Agomelatine in breast milk

FM Schmidt 1, N Lichtblau 1, MM Uribe 2, H Kirchherr 3, H Himmerich 1
  • 1Department for Psychiatry and Psychotherapy, University Hospital Leipzig, Germany
  • 2Universidad Nacional de Colombia, Bogotá, Columbia
  • 3Medical Laboratory Bremen, Germany

Introduction: Under breastfeeding, pharmacotherapy of postpartum depression is restricted to a limited number of substances, though all show detectable levels in the infant's plasma. Here, we sought to investigate the levels of agomelatine in the breast milk of a patient suffering from a depressive syndrome, hypothesizing that levels of agomelatine in breast milk show a plasma-equivalent early depletion. Case report: On the first three consecutive days of treatment with 25mg agomelatine, probes of breast milk were sampled within a strict time schedule 10 minutes before (T1) and 30 (T2), 60 (T3), 90 (T4), 120 (T5) and 240 (T6) minutes after medication.

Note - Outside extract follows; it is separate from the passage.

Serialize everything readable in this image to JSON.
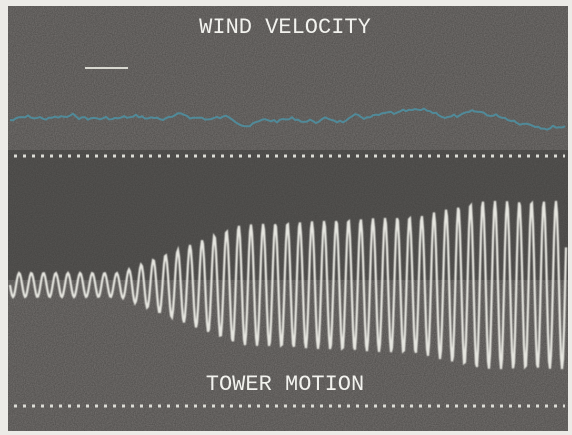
{
  "top_label": "WIND VELOCITY",
  "bottom_label": "TOWER MOTION"
}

For the measurement, high performance liquid chromatography (HPLC) coupled with tandem mass spectrometry (MS/MS) was used. On all three days, concentrations of agomelatine in the milk were below detection limit of <0.1µg/l at T1. Levels on day 1 rose at T2 (0.4µg/l), T3 (0.8µg/l) and T4 (1.2µg/l) and Cmax with 2.0µg/l was reached at T5. On day 2, concentrations were under detection limit at T2 and Cmax of 0.78 was reached at T3. On day 3, levels of agomelatine were first detected at T4 (1.63µg/l) and reached Cmax with 1.71µg/l at T5. On all three days of sampling, concentrations of agomelatine were below detection limit within 240 minutes after medication (T6). Conclusion: Our data indicate that breast-feeding is safe after a latency of 4 hours after intake of agomelatine. Studies investigating larger samples of patients including plasma probes of the child are needed in order to minimize the risk of harm to the infant.